Emmis hip-hop radio station WQHT (Hot 97) New York was smacked with steep fines and mandates of community action in the wake of its "Smackfest" promotions.

NEW YORK -- Emmis hip-hop radio station WQHT (Hot 97) New York was smacked with steep fines and mandates of community action in the wake of a station slapping contest deemed illegal by New York Attorney General Eliot Spitzer and State Athletic Commission Chairman Ron Scott Stevens -- even though contestants participated voluntarily.

Hot 97 will pay the maximum fine of $240,000 for its "Smackfest" promotions and fund an extensive anti-violence campaign, including a $60,000 payment to one of the city's leading anti-violence organizations.

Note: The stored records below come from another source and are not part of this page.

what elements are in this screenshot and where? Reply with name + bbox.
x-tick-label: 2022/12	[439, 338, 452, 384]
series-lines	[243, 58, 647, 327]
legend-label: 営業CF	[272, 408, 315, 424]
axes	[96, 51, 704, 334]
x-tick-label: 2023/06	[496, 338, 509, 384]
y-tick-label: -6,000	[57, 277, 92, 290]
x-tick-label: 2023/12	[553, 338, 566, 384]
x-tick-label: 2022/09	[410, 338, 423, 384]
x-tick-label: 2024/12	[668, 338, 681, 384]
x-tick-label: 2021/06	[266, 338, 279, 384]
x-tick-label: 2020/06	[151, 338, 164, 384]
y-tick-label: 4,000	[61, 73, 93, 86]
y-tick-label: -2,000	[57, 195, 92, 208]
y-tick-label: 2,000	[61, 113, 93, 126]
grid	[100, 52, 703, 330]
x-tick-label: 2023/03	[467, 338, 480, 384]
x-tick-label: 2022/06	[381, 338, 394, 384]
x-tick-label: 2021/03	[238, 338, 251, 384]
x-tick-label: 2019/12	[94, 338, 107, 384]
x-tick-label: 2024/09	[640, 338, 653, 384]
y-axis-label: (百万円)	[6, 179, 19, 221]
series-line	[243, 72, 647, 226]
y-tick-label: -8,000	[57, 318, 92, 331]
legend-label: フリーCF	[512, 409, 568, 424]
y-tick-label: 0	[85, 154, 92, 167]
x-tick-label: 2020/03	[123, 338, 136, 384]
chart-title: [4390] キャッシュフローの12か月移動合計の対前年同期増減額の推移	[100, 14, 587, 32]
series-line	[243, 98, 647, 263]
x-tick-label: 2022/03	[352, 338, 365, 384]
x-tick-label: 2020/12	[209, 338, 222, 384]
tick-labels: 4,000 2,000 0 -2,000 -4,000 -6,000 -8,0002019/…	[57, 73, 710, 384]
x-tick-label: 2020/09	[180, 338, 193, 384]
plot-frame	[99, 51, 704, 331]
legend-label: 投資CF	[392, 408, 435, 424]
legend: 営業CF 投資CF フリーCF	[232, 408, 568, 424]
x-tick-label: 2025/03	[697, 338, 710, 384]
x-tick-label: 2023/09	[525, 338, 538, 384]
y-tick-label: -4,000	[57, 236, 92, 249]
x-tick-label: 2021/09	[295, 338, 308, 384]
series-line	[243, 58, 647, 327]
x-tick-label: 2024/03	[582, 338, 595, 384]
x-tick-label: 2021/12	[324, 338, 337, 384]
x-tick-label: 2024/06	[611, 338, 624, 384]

Emmis, bearing the blame, said in a statement, ""Despite the fact that the contestants voluntarily participated in what was supposed to be harmless entertainment, it was not our finest hour, and New York City deserves better," Emmis Radio President Rick Cummings said. "We have listened to the concerns and worked closely with the attorney general's office to come to an agreement that will benefit and educate the community."

Sptizer added, "This agreement should be a wake up call to all those in the entertainment industry who think outrageousness is a clever marketing strategy. The law establishes set boundaries that cannot be crossed to protect our community's health and safety."

Fellow headlining-grabbing politico and city council member John C. Lui, added, "Starting with Emmis' broadcast of racist and sexist profanity in its 'The Tsunami Song' and more recently, it's illegal 'SmackFest' prizefights, the corporate chieftains at Emmis have broken the public trust by profiting from hate and violence. Today's legal settlement is not only a victory for the New Yorkers, but will provide another incentive for Emmis' corporate chieftains to stay within the legal and ethical bounds of our public airwaves."

The Attorney General's Office and the State Athletic Commission began an investigation of Hot 97's promotions in March of this year. The investigation revealed 24 "Smackfest" contests between April 2004 and January 2005 in which participants, usually young women, took turns slapping each other. Winners were promised tickets to concerts and as much as $5,000 in cash.

In a petition filed in the New York Supreme Court, Spitzer's office and the Athletic Commission alleged that the contests were dangerous and violated state law regarding the promotion of a combative sport. The commission is responsible for issuing permits for boxing contests and does so only when certain conditions have been met. Smackfest contests did not meet those conditions.